Aquel cuerpo técnico y todos los que llegaron después, con el “presidente de su club de fans” poniendo la rúbrica en la etapa de madurez (así se nos confesó Sergio Scariolo en una charla hace algunos veranos), supieron privilegiar en el libreto de su día a día la frase que el filósofo José Antonio Marina viene repitiendo los últimos años a modo de preciso mantra; “el talento, finalmente, no es otra cosa que el buen uso de la inteligencia”.
Agradeciendo, por tanto, a sus jefes, que se hayan dejado siempre cautivar por la capacidad de nuestra máxima debilidad como jugador de baloncesto en las dos últimas décadas, déjenme que siga fluyendo la fábula. Ya me estoy imaginando, por ejemplo, la entrada de Navarro en la sala de estar de los mejores escoltas y aleros de la historia del baloncesto español, donde mitos de otras décadas esperan la llegada del jubilado más ilustre. Me imagino el cariñoso abrazo de Buscató y Emiliano, de Brabender y Villacampa, y sobre todo de Epi, en nombre de tantos otros que brillaron con luz propia, y de los que se están preparando para tomar el difícil relevo del líder de una generación irrepetible.

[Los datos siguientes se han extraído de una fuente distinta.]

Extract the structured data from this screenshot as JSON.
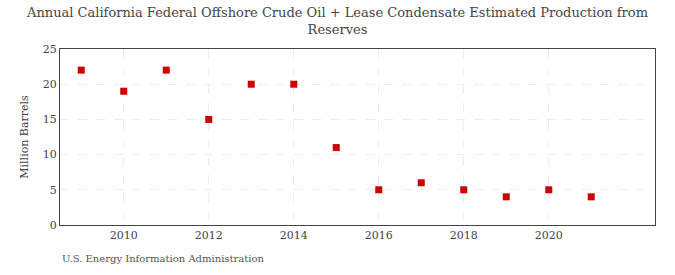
{
  "chart_data": {
    "type": "scatter",
    "title": "Annual California Federal Offshore Crude Oil + Lease Condensate Estimated Production from\nReserves",
    "ylabel": "Million Barrels",
    "annotations": [
      "U.S. Energy Information Administration"
    ],
    "x": [
      2009,
      2010,
      2011,
      2012,
      2013,
      2014,
      2015,
      2016,
      2017,
      2018,
      2019,
      2020,
      2021
    ],
    "values": [
      22,
      19,
      22,
      15,
      20,
      20,
      11,
      5,
      6,
      5,
      4,
      5,
      4
    ],
    "color": "#cc0000",
    "marker": "square",
    "xlim": [
      2008.5,
      2022.5
    ],
    "ylim": [
      0,
      25
    ],
    "xticks": [
      2010,
      2012,
      2014,
      2016,
      2018,
      2020
    ],
    "yticks": [
      0,
      5,
      10,
      15,
      20,
      25
    ],
    "grid": true
  }
}
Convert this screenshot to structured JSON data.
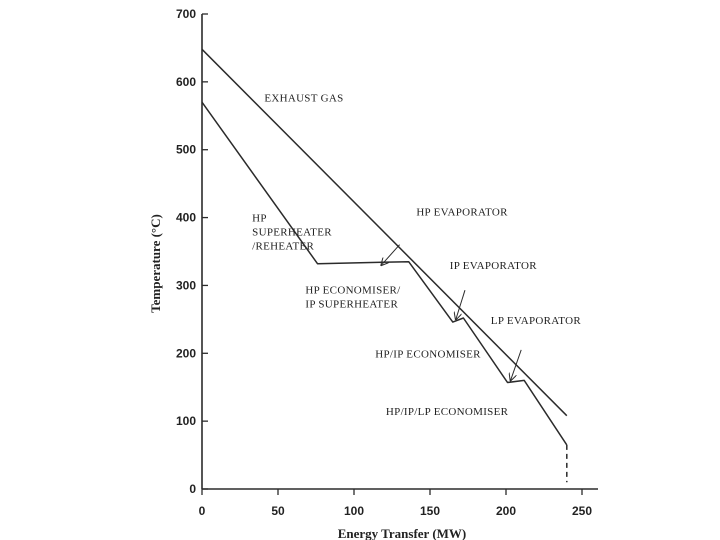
{
  "chart_data": {
    "type": "line",
    "xlabel": "Energy Transfer (MW)",
    "ylabel": "Temperature (°C)",
    "xlim": [
      0,
      250
    ],
    "ylim": [
      0,
      700
    ],
    "xticks": [
      0,
      50,
      100,
      150,
      200,
      250
    ],
    "yticks": [
      0,
      100,
      200,
      300,
      400,
      500,
      600,
      700
    ],
    "grid": false,
    "series": [
      {
        "name": "EXHAUST GAS",
        "style": "solid",
        "points": [
          [
            0,
            648
          ],
          [
            240,
            108
          ]
        ]
      },
      {
        "name": "",
        "style": "solid",
        "points": [
          [
            0,
            570
          ],
          [
            76,
            332
          ],
          [
            136,
            335
          ],
          [
            165,
            246
          ],
          [
            172,
            252
          ],
          [
            201,
            157
          ],
          [
            212,
            160
          ],
          [
            240,
            65
          ]
        ]
      },
      {
        "name": "",
        "style": "dashed",
        "points": [
          [
            240,
            65
          ],
          [
            240,
            10
          ]
        ]
      }
    ],
    "annotations": [
      {
        "label_lines": [
          "HP",
          "SUPERHEATER",
          "/REHEATER"
        ],
        "text_at": [
          33,
          394
        ]
      },
      {
        "label_lines": [
          "HP EVAPORATOR"
        ],
        "text_at": [
          141,
          403
        ],
        "arrow_from": [
          130,
          360
        ],
        "arrow_to": [
          118,
          330
        ]
      },
      {
        "label_lines": [
          "HP ECONOMISER/",
          "IP SUPERHEATER"
        ],
        "text_at": [
          68,
          288
        ]
      },
      {
        "label_lines": [
          "IP EVAPORATOR"
        ],
        "text_at": [
          163,
          324
        ],
        "arrow_from": [
          173,
          293
        ],
        "arrow_to": [
          167,
          250
        ]
      },
      {
        "label_lines": [
          "HP/IP ECONOMISER"
        ],
        "text_at": [
          114,
          194
        ]
      },
      {
        "label_lines": [
          "LP EVAPORATOR"
        ],
        "text_at": [
          190,
          243
        ],
        "arrow_from": [
          210,
          205
        ],
        "arrow_to": [
          203,
          160
        ]
      },
      {
        "label_lines": [
          "HP/IP/LP ECONOMISER"
        ],
        "text_at": [
          121,
          109
        ]
      },
      {
        "label_lines": [
          "EXHAUST GAS"
        ],
        "text_at": [
          41,
          571
        ]
      }
    ],
    "colors": {
      "line": "#2b2b2b",
      "background": "#ffffff"
    }
  }
}
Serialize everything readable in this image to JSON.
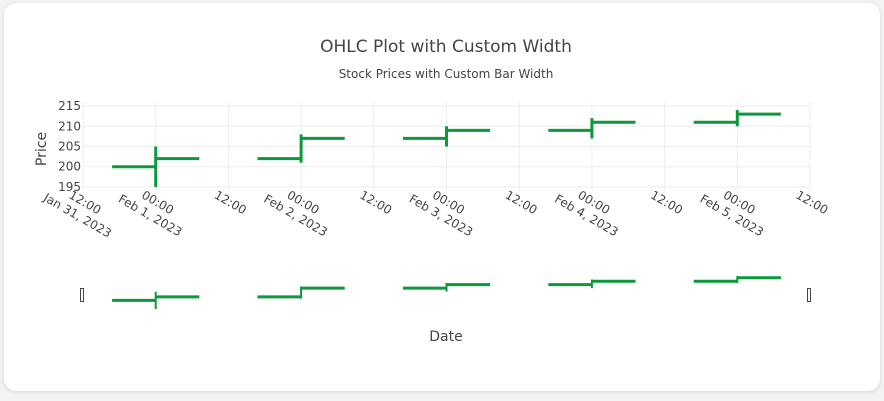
{
  "chart_data": {
    "type": "ohlc",
    "title": "OHLC Plot with Custom Width",
    "subtitle": "Stock Prices with Custom Bar Width",
    "xlabel": "Date",
    "ylabel": "Price",
    "ylim": [
      194,
      216
    ],
    "yticks": [
      195,
      200,
      205,
      210,
      215
    ],
    "xticks": [
      {
        "line1": "12:00",
        "line2": "Jan 31, 2023"
      },
      {
        "line1": "00:00",
        "line2": "Feb 1, 2023"
      },
      {
        "line1": "12:00",
        "line2": ""
      },
      {
        "line1": "00:00",
        "line2": "Feb 2, 2023"
      },
      {
        "line1": "12:00",
        "line2": ""
      },
      {
        "line1": "00:00",
        "line2": "Feb 3, 2023"
      },
      {
        "line1": "12:00",
        "line2": ""
      },
      {
        "line1": "00:00",
        "line2": "Feb 4, 2023"
      },
      {
        "line1": "12:00",
        "line2": ""
      },
      {
        "line1": "00:00",
        "line2": "Feb 5, 2023"
      },
      {
        "line1": "12:00",
        "line2": ""
      }
    ],
    "x": [
      "2023-02-01",
      "2023-02-02",
      "2023-02-03",
      "2023-02-04",
      "2023-02-05"
    ],
    "open": [
      200,
      202,
      207,
      209,
      211
    ],
    "high": [
      205,
      208,
      210,
      212,
      214
    ],
    "low": [
      195,
      201,
      205,
      207,
      210
    ],
    "close": [
      202,
      207,
      209,
      211,
      213
    ],
    "increasing_color": "#0a9a3a",
    "rangeslider": true,
    "grid": true
  }
}
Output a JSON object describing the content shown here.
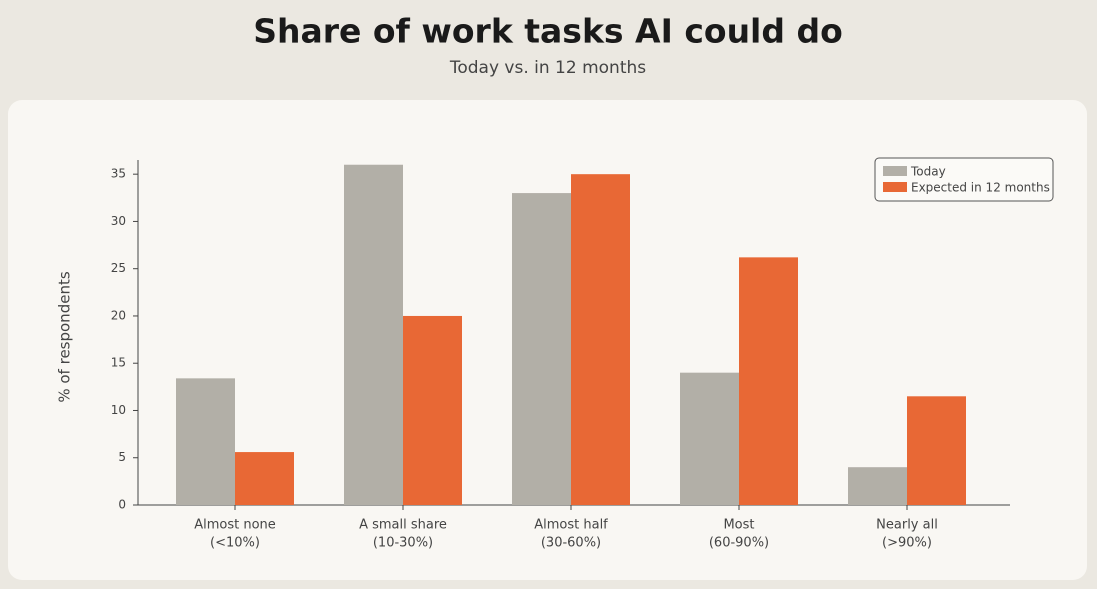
{
  "chart_data": {
    "type": "bar",
    "title": "Share of work tasks AI could do",
    "subtitle": "Today vs. in 12 months",
    "y_label": "% of respondents",
    "categories": [
      [
        "Almost none",
        "(<10%)"
      ],
      [
        "A small share",
        "(10-30%)"
      ],
      [
        "Almost half",
        "(30-60%)"
      ],
      [
        "Most",
        "(60-90%)"
      ],
      [
        "Nearly all",
        "(>90%)"
      ]
    ],
    "series": [
      {
        "name": "Today",
        "color": "#b2afa7",
        "values": [
          13.4,
          36,
          33,
          14,
          4
        ]
      },
      {
        "name": "Expected in 12 months",
        "color": "#e86835",
        "values": [
          5.6,
          20,
          35,
          26.2,
          11.5
        ]
      }
    ],
    "ylim": [
      0,
      36.5
    ],
    "yticks": [
      0,
      5,
      10,
      15,
      20,
      25,
      30,
      35
    ],
    "legend": "upper right"
  }
}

En definitiva, hablamos del perfil mejor acabado de jugador español para el concepto de prime-time player. Así es como lo hubiera bautizado Dick Vitale, exentrenador y genial comunicador del entorno universitario norteamericano, si Juan Carlos hubiera aceptado una beca en cualquier escuela de EE UU tras la clase maestra que brindó junto a Raúl López en la final del Mundial Júnior de Lisboa de 1999. Aquel domingo, unos intimidantes adolescentes norteamericanos acabaron como sorprendidos sparrings en la puesta de largo de un jugador de época. Navarro permitió al Barcelona dominar la ACB durante más de una década y fue la proteína de calidad que jamás faltó en las emocionantes aventuras europeas, mundiales y olímpicas de la selección durante casi 20 veranos; Y es que no cabe un epitafio deportivo más atinado que sus propias palabras al despedirse del equipo nacional en 2017, con otra medalla al cuello y el récord de 253 internacionalidades; “hay que confiar en los que vienen, pero soy consciente de que no se lo hemos puesto nada fácil para superarnos”.
Desde aquí, nuestro sentido pésame y un abrazo de admiración incondicional.